'This is not Montreal': Mayor, police denounce shootings at 2 Jewish schools
CTV
Montreal Mayor Valerie Plante said Thursday she was 'horrified' by the shots fired at two Jewish schools and appealed for calm following the latest acts of violence targeting the city's Jewish community.
Montreal Mayor Valerie Plante said Thursday she was "horrified" by the shots fired at Jewish schools and appealed for calm following the latest acts of violence targeting the city's Jewish community.
"This is absolutely unacceptable. This is not Montreal," Plante said, flanked by the deputy police chief and mayor for the Côte-des-Neiges–Notre-Dame-de-Grâce (CDN-NDG) borough where the shootings happened.

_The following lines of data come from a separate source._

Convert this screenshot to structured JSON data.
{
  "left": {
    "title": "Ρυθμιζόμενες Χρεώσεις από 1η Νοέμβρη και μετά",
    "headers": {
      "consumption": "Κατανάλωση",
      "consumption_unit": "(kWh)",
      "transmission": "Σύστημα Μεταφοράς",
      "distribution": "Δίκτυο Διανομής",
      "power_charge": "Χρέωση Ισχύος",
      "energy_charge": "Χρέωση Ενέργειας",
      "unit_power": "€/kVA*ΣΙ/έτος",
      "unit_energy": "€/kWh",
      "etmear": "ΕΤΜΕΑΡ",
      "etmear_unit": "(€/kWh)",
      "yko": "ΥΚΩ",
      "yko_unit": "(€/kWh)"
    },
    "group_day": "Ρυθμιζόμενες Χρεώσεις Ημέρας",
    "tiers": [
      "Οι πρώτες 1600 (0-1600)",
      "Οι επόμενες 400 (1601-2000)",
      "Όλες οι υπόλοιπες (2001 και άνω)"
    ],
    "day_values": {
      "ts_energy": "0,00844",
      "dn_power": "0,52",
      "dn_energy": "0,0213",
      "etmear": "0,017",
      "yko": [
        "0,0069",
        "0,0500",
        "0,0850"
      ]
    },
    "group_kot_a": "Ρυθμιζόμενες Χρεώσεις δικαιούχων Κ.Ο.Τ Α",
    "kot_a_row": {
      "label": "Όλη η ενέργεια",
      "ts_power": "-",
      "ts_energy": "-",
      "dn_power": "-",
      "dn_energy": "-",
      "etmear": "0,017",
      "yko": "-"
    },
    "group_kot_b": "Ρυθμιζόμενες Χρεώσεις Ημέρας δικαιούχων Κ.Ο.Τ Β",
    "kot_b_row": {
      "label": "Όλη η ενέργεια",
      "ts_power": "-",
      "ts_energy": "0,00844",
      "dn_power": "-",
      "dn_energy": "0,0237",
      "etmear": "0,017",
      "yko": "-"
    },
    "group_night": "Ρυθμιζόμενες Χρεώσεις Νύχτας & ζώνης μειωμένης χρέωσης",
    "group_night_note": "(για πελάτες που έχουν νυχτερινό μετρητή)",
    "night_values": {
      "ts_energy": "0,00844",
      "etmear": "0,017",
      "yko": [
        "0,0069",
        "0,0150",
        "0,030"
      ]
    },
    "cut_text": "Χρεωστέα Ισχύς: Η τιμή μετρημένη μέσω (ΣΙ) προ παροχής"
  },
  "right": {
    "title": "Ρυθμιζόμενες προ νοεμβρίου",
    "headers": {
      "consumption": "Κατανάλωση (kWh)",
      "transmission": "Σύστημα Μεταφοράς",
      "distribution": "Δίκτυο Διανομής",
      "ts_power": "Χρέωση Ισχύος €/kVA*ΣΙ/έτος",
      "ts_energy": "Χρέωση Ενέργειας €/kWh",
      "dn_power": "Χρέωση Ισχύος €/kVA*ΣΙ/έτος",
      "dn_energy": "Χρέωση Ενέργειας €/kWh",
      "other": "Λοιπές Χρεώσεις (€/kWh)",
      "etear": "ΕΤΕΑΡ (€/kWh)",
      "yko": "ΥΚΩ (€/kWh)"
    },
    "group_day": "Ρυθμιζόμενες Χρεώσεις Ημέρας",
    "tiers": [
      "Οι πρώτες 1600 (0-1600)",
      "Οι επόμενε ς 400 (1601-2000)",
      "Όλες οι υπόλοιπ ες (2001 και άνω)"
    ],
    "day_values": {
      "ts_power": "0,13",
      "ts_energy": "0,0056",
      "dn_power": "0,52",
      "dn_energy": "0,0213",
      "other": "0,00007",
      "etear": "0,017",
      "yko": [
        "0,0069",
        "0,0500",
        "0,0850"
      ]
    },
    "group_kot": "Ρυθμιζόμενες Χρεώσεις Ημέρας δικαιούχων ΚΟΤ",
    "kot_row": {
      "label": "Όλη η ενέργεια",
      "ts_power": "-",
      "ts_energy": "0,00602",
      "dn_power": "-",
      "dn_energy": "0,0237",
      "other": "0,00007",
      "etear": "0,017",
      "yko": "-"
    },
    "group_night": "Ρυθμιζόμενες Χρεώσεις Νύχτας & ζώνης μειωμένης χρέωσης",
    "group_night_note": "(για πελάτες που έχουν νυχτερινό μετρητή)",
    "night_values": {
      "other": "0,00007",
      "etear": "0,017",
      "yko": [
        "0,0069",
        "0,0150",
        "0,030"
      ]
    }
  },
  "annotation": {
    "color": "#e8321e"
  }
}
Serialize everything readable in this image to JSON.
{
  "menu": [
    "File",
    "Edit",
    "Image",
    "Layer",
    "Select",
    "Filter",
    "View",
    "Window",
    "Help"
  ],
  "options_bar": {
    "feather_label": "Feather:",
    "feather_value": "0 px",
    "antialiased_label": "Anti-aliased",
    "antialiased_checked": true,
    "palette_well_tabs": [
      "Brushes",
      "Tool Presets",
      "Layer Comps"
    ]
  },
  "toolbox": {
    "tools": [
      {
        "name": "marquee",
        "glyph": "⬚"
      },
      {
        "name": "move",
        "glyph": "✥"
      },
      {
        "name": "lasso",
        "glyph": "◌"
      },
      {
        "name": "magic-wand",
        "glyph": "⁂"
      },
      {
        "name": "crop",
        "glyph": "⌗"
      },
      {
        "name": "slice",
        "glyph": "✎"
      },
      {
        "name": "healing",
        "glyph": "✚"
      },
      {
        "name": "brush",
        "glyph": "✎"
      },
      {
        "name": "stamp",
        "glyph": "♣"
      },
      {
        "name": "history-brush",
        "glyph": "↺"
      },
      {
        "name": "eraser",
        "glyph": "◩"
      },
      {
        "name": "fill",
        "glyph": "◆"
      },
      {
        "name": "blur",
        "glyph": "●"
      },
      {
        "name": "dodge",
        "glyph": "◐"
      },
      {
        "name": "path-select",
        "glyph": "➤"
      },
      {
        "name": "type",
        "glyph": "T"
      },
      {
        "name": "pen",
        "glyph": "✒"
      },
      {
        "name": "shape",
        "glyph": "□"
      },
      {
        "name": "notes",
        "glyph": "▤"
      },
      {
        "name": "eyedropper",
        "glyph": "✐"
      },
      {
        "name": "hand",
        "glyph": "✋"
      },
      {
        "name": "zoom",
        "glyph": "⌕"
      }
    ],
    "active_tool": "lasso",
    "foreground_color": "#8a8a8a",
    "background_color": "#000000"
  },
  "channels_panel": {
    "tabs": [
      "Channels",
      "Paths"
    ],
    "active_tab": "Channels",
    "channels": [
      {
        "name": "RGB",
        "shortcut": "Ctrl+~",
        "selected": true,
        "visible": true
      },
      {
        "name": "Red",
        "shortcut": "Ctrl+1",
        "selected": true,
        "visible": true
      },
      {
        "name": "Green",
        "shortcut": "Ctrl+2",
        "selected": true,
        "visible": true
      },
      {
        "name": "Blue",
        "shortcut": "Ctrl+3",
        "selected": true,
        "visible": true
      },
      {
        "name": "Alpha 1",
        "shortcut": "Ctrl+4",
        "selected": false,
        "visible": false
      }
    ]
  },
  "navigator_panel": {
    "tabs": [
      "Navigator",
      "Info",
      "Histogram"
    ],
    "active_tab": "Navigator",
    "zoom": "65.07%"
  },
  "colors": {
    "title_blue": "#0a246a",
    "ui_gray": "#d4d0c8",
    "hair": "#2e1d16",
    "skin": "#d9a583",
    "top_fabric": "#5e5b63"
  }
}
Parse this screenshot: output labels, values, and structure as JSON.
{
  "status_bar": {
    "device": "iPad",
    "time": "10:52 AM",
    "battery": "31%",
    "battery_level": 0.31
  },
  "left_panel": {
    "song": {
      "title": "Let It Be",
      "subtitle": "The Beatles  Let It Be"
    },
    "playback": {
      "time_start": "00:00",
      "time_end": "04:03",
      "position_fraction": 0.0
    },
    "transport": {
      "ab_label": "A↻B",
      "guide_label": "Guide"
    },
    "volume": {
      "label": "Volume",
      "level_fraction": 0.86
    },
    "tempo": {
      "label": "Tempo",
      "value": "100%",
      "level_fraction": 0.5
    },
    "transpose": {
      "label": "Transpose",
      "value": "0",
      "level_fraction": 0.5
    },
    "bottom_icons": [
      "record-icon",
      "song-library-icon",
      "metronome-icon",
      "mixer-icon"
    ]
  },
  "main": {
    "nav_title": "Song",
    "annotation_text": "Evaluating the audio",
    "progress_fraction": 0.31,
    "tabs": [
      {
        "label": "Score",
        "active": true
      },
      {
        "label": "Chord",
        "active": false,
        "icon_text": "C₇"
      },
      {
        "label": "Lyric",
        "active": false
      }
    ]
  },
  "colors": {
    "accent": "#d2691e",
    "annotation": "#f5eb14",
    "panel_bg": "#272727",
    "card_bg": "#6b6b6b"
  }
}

"Our values [are] to be inclusive, to be respectful, and it has to stay that way because this is what Montreal wants."
Montreal police (SPVM) confirmed Thursday they are investigating after two Jewish schools were hit by bullets overnight.
The first incident was reported to police at 8:20 a.m. when a member of the United Talmud Torahs of Montreal Inc. found a bullet hole in a door of the school. The institution on Saint-Kevin and Victoria avenues includes an elementary and high school.
About 30 minutes later on Thursday morning, someone called 911 about a bullet hole found in the door of Yeshiva Gedola, a Jewish school that also includes a daycare. The school is near the intersection of Vimy Avenue and Deacon Road, about a 10-minute drive from the first school.